Detecting Touch with CapSense

I am using the CapSense library to detect in a hand is in contact with a metal coated plastic handle. Although things work generally, the detection is not robust. Sometimes I can touch the handle and is is detected every time. Other times, it fails to detect anything. I only need to detect absolute touch. I do not want to detect something close to the handle.

I have the lead to the handle configured as documented in the CapSense web page. The back side of the handle is grounded and attached to ground on the Arduino. This is not a true ground.

I am using a 1MOhm resister and at this point I don't have a capacitor to filter the input.

Right now I am using a breadboard to prototype. It seems that just lifting the bread board off the table is sufficient to get it to make the detection work.

How can I improve the detection?

Ian

oops

ijourneaux: Right now I am using a breadboard to prototype. It seems that just lifting the bread board off the table is sufficient to get it to make the detection work.

Do you mean lifting the breadboard off the table trips it, or it works more reliably off the table? If it is a metal table, that would foul up matters with a breadboard.

As far as you are concerned, the Arduino ground [u]is[/u] the "true" ground.

xitami: oops

You can delete your own answers. Just not whole threads.

It is possible that my breadboard has some bad connections. I tightened everything up and things got somewhat better. Unfortunately not perfect yet. I guess I am wondering if there are any design guidelines to optimize the circuit that would feed CapSense (Resistor and capacitor sizes). This will be used in a relatively high humidity environment and I need to guarantee consistent detection of when a hand is touching the handle regardless of how much of the hand is touching.

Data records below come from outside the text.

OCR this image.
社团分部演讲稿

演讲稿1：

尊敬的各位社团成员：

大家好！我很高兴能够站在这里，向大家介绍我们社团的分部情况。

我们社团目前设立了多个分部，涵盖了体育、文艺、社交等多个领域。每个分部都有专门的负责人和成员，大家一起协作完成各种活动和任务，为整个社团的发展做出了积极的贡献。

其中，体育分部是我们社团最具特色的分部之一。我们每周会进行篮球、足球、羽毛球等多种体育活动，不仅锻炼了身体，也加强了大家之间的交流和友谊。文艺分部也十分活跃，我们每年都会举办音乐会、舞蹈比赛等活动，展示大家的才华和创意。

Right now, if I grip the handle with my entire hand, the detection is usually good. If I just touch the handle with a finger, the detection is less reliable.

Appreciate any guidance.

First, answer Paul__B's questions.

Sorry. As I indicated, it is possible that I had a bad connection in one of my breadboard rows. I veried all of the connections and they are now solid. I wasn't using a meta table. The device was either on my lap or on a glass top table.

My call to ccapacitveSensor is

long total =cs.capacitiveSensor(10);

That seems to producevalue sless that 20 when the handle is not being touched and value s> 150 if it is being touched. I set a theshold of 50 to determin if it is being tocuhed.

That seemed to work ok but when I transitioned to battery power had to grib the handle really hard to get the arduino to detect that it was being touched.

I have read comments that disconnecting from a computer can change the detection but how do you handle the transition.

I think the touch antenna is pretty well designed, The underside of the handle is grounded so that should improve performance.

Ian

Your lap is conductive.

Capacitive sensing is measuring the capacitance between you and the handle, and you and the ground side of the circuit.

When plugged into your computer, the Arduino is grounded to at least an entire computer, and if a desktop, the actual Earth. That is a lot of conductive surface, and so a relatively larger capacitance between it and your body. With the Arduino on battery power, there is very little metal on the ground, so very little capacitance between you and the ground/common of the circuit.

Capacitive touch screens work by measuring the capacitance between conductive transparent traces, not to ground.

What do you mean, the underside of the handle is grounded? If something is electrically connected to the handle and is grounded, then the handle is grounded.

If this is in a box, this is an excellent reason to add a shield connected to circuit ground/common.

It would be more sensitive if the handle were not insulated, because then you'd just have a resistive connection between you and the handle.

Try adding a piece of metal to the circuit ground. A piece of aluminum foil will do for testing.